DE_mkately November 18, 2020

they're crazy. esp in a pandemic. nope.

colojojo November 18, 2020

Pre pandemic... I think you talked with and saw your mom pretty often! That sounds like a lot. But everyone’s different. I have a friend at work who called her mom on her lunch break every single day, and went home every weekend that she wasn’t working, and it’s 2 hours away. She would go on a Saturday morning and come back Sunday night or Monday morning (working 2nd shift). To me, that’s overkill, but her mom is pretty much her best friend. So I get it. I, myself, have always been a very independent person and I probably talk to them once every 2 weeks and see them once every month or every 2 months if I’m lucky.
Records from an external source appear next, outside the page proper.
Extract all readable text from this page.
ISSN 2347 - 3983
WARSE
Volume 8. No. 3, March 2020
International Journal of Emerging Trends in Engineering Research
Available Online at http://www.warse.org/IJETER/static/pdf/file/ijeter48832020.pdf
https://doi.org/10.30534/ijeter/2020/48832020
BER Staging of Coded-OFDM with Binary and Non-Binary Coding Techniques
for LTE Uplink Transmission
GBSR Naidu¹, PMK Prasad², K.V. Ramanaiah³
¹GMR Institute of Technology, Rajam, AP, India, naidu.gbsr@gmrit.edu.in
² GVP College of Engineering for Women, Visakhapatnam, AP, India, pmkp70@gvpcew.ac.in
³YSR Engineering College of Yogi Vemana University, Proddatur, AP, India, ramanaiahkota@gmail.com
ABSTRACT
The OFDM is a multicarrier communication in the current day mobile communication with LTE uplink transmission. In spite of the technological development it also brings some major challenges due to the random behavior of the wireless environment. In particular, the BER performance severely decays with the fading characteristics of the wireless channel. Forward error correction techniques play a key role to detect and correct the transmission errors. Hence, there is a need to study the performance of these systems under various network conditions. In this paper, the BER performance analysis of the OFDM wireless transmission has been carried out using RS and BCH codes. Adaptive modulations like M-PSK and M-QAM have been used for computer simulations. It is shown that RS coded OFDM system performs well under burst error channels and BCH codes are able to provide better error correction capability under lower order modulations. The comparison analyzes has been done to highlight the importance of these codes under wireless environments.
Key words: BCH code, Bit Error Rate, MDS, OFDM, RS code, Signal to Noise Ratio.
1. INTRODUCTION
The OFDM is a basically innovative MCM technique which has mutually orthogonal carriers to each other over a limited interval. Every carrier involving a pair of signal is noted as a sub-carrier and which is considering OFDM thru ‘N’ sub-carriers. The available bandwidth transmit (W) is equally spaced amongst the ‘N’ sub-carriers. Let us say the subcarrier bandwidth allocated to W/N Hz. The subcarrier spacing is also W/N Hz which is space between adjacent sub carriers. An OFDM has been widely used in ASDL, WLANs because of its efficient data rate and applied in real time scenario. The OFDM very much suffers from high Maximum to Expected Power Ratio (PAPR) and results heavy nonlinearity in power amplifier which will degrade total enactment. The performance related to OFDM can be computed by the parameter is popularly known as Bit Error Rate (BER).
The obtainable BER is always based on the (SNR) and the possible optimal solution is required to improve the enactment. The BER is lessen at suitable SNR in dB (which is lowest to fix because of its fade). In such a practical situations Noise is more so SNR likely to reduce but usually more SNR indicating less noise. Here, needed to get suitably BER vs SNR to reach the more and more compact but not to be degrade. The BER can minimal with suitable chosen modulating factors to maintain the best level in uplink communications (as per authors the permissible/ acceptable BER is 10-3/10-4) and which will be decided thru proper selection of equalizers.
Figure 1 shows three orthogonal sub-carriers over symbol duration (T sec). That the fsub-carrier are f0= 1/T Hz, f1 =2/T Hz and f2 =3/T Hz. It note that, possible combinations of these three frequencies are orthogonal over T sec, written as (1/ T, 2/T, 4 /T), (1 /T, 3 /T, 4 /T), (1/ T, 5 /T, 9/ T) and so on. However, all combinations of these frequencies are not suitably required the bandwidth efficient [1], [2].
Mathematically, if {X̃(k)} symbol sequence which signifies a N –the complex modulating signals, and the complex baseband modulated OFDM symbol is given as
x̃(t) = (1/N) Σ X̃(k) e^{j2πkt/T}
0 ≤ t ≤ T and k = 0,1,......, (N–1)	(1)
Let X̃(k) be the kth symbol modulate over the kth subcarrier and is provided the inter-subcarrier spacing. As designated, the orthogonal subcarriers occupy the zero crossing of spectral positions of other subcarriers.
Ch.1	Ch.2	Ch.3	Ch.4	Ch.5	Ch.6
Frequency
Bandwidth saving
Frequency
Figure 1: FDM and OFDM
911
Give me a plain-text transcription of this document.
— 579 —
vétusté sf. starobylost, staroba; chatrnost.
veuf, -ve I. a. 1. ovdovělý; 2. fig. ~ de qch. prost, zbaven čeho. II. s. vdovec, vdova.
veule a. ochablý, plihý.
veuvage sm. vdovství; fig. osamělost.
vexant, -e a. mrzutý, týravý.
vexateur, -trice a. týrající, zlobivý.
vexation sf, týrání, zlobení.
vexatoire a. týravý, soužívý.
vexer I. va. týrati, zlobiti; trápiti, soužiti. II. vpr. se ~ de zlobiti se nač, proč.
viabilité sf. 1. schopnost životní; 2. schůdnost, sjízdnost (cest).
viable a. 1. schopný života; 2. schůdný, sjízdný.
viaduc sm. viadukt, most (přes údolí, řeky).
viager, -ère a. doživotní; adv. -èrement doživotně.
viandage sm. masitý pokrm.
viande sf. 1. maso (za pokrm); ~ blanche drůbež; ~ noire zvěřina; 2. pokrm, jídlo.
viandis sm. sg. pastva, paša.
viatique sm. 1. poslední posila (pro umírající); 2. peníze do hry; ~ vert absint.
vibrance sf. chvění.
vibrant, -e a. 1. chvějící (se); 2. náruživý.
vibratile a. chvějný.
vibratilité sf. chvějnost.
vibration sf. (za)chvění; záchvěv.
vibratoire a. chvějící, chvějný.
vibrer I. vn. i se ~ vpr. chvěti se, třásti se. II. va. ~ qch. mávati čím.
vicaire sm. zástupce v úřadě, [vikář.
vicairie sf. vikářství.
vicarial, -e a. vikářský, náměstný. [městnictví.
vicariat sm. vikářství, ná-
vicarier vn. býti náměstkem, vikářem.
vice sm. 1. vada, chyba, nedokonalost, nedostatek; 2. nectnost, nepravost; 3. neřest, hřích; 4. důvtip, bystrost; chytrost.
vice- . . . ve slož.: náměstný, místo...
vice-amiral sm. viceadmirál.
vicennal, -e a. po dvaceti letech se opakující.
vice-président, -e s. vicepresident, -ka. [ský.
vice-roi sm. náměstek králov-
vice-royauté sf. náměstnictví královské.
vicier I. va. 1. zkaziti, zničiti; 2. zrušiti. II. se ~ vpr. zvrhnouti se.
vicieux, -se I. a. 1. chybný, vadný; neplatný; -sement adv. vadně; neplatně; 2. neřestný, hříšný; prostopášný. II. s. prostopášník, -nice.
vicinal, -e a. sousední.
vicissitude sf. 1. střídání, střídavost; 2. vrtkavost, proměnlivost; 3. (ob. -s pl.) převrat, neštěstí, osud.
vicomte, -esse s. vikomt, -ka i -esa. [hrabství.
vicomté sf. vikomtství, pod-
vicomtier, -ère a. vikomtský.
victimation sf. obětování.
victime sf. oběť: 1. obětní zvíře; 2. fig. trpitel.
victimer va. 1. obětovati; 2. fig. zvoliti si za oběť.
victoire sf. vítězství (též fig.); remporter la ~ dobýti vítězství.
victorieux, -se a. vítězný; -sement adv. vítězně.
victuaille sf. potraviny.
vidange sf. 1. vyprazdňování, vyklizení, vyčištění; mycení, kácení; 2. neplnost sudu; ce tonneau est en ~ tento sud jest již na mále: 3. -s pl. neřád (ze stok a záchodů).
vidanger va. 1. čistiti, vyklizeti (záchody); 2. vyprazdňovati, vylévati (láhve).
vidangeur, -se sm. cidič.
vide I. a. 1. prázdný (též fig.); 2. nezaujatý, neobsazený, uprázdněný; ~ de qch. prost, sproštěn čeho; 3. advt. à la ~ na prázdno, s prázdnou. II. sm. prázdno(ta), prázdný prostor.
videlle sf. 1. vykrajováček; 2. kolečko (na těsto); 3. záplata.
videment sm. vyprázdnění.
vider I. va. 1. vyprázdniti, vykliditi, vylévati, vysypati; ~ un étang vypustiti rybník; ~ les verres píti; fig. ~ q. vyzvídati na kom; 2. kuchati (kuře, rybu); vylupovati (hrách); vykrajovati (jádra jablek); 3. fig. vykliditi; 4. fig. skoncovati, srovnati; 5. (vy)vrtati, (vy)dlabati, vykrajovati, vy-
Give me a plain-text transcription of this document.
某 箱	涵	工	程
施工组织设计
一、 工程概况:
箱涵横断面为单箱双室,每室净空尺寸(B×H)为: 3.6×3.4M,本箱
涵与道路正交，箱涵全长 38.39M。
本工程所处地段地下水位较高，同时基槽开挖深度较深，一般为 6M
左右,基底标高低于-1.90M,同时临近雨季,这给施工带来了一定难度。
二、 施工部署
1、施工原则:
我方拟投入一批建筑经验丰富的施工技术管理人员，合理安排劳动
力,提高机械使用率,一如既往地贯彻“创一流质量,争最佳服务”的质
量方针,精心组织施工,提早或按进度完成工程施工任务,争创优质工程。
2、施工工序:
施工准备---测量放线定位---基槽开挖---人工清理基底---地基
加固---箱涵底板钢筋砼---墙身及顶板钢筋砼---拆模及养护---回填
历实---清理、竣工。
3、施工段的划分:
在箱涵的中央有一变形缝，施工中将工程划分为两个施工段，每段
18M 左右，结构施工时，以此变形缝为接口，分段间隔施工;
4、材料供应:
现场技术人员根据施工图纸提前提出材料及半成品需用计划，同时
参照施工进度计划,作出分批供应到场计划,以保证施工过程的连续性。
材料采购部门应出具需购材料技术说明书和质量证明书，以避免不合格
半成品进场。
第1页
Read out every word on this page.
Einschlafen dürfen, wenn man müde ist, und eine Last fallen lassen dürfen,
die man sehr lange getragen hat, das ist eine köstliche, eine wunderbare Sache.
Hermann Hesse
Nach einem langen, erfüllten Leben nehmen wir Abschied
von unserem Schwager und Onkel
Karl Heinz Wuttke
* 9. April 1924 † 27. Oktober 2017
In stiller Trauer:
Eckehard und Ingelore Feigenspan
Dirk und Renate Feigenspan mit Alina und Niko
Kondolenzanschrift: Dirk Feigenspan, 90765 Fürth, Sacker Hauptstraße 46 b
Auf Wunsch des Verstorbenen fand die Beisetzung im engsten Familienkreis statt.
During this pandemic... I think you are being safe. I know it’s easy to feel guilty for not spending time with loved ones. There’s judgment. There’s pressure. But honestly, you are doing the best thing for your family by limiting hour interaction with them. You’re keeping them safe. That’s what so many people don’t understand.

sedentary November 18, 2020

Don't feel bad - my mom is a 5 minute walk from my house and I never go lol. But we're on a group chat with my sis so we're talking and video chatting all the time - I really don't need to be sitting across from her to know how her day is going.

she shines November 18, 2020

I live 7 hours to my nearest family member. I see my sisters 1-2 times a year usually, my mom 2-3. I talk to them all pretty much daily though via phone or text.